# Idea for a furmeet



## Seaglass (Nov 7, 2011)

So, hey, I was wondering, If I started a teen furmeet thing in Morris County, would anyone come? Sorry i this is a little short..


----------



## TechnoGypsy (Nov 7, 2011)

Give me plane tickets, accommodation, food and water.
Then I'll be there.


----------



## Aetius (Nov 7, 2011)

Go on a day that doesn't rain. >_>


----------



## Schwimmwagen (Nov 7, 2011)

IMO a meetup with random-ass furries is a baaaad idea. The best idea to ensure you get what you want as well as ensuring your anus' wellbeing is to organise a meetup with furs that you already know to a decent level.


----------



## Seaglass (Nov 7, 2011)

Gibby said:


> IMO a meetup with random-ass furries is a baaaad idea. The best idea to ensure you get what you want as well as ensuring your anus' wellbeing is to organise a meetup with furs that you already know to a decent level.
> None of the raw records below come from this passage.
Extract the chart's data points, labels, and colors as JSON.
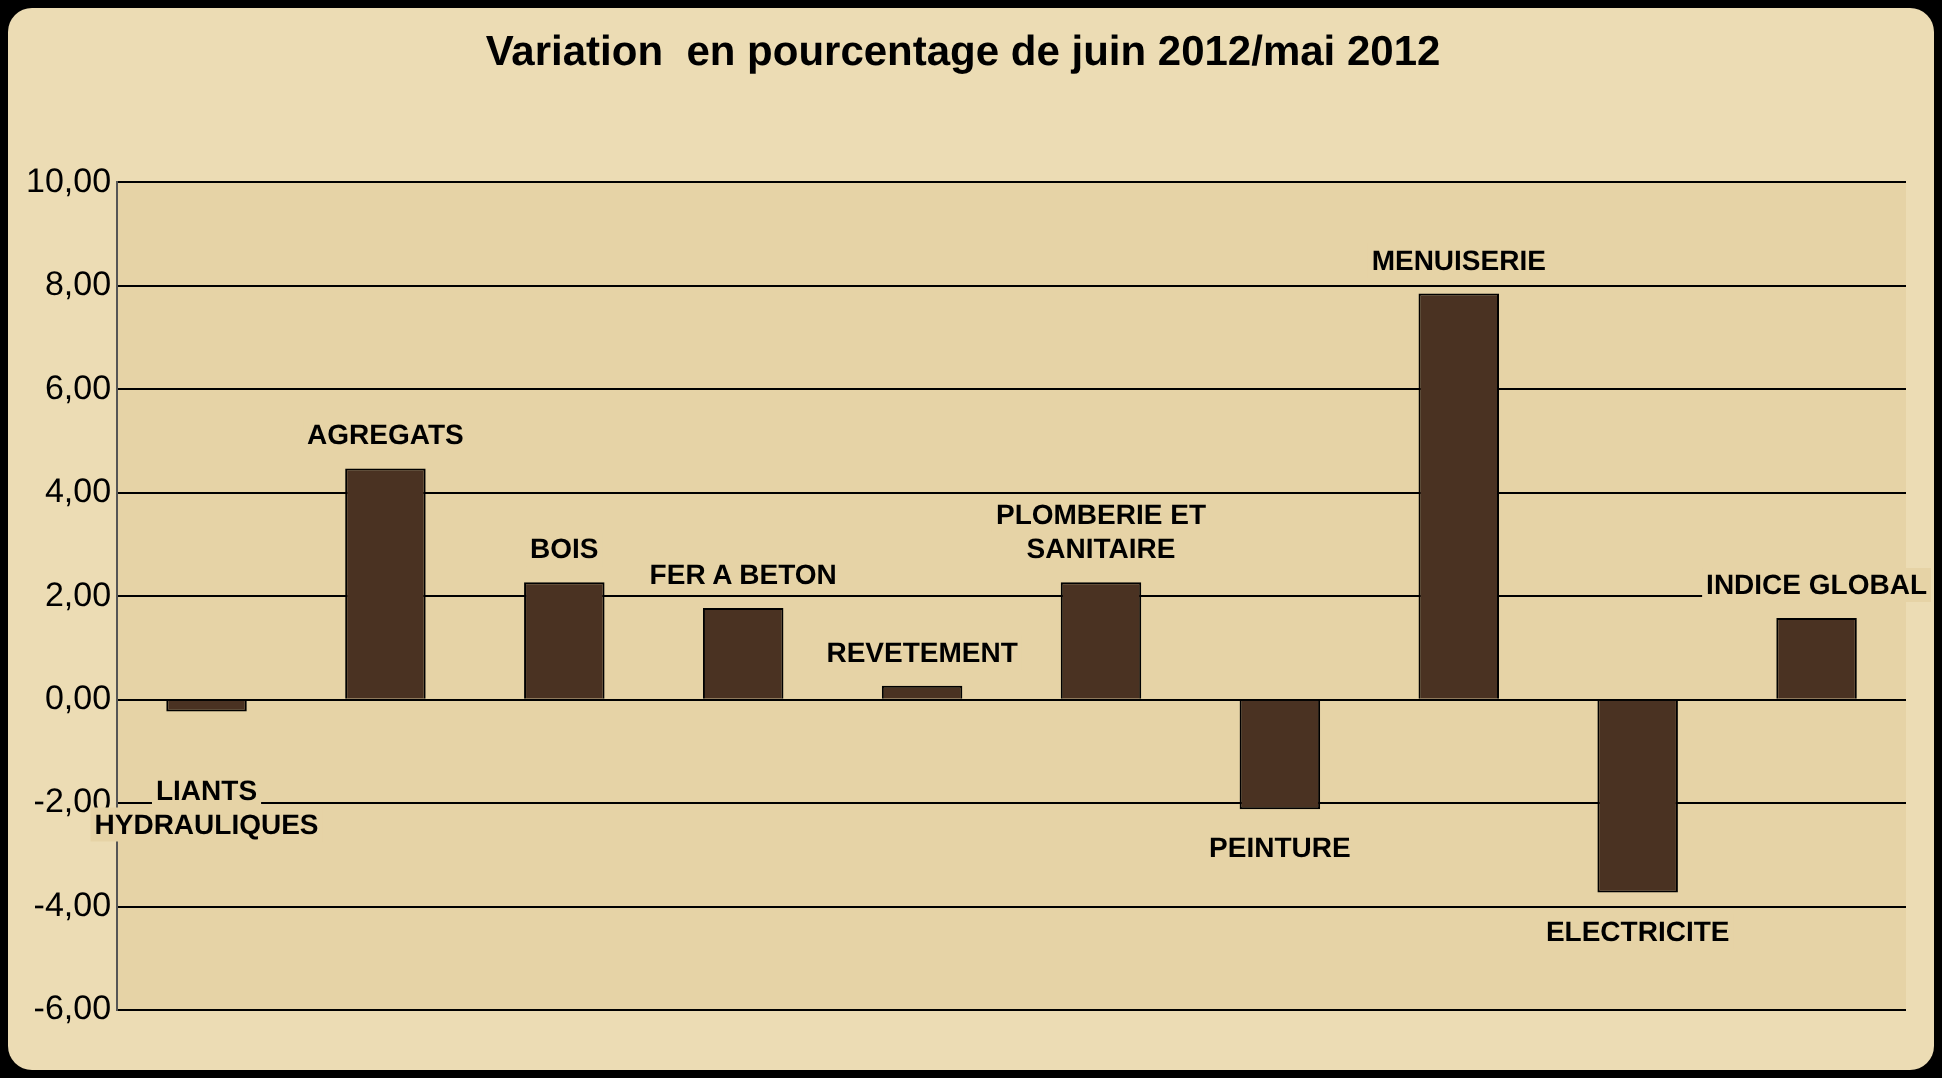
{
  "chart_data": {
    "type": "bar",
    "title": "Variation  en pourcentage de juin 2012/mai 2012",
    "categories": [
      "LIANTS HYDRAULIQUES",
      "AGREGATS",
      "BOIS",
      "FER A BETON",
      "REVETEMENT",
      "PLOMBERIE ET SANITAIRE",
      "PEINTURE",
      "MENUISERIE",
      "ELECTRICITE",
      "INDICE GLOBAL"
    ],
    "values": [
      -0.23,
      4.47,
      2.27,
      1.77,
      0.27,
      2.27,
      -2.12,
      7.85,
      -3.73,
      1.58
    ],
    "color": "#4a3222",
    "ylim": [
      -6,
      10
    ],
    "yticks": [
      {
        "value": -6,
        "label": "-6,00"
      },
      {
        "value": -4,
        "label": "-4,00"
      },
      {
        "value": -2,
        "label": "-2,00"
      },
      {
        "value": 0,
        "label": "0,00"
      },
      {
        "value": 2,
        "label": "2,00"
      },
      {
        "value": 4,
        "label": "4,00"
      },
      {
        "value": 6,
        "label": "6,00"
      },
      {
        "value": 8,
        "label": "8,00"
      },
      {
        "value": 10,
        "label": "10,00"
      }
    ],
    "grid": "y",
    "legend": false,
    "tick_labels": "y"
  }
}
 That's tre, but the only reason I'd be holding it in the first place is because I don't  really know any furs, >.>


----------



## Schwimmwagen (Nov 7, 2011)

Seaglass said:


> That's tre, but the only reason I'd be holding it in the first place is because I don't  really know any furs, >.>



I know dat feel, but it's best that you get to know people on various parts of the furrywebs first. Hell, there's a million of them like you and they're all generally quite friendly and happy and enthusiastic for this sort of thing, even when rape isn't part of the equation.


----------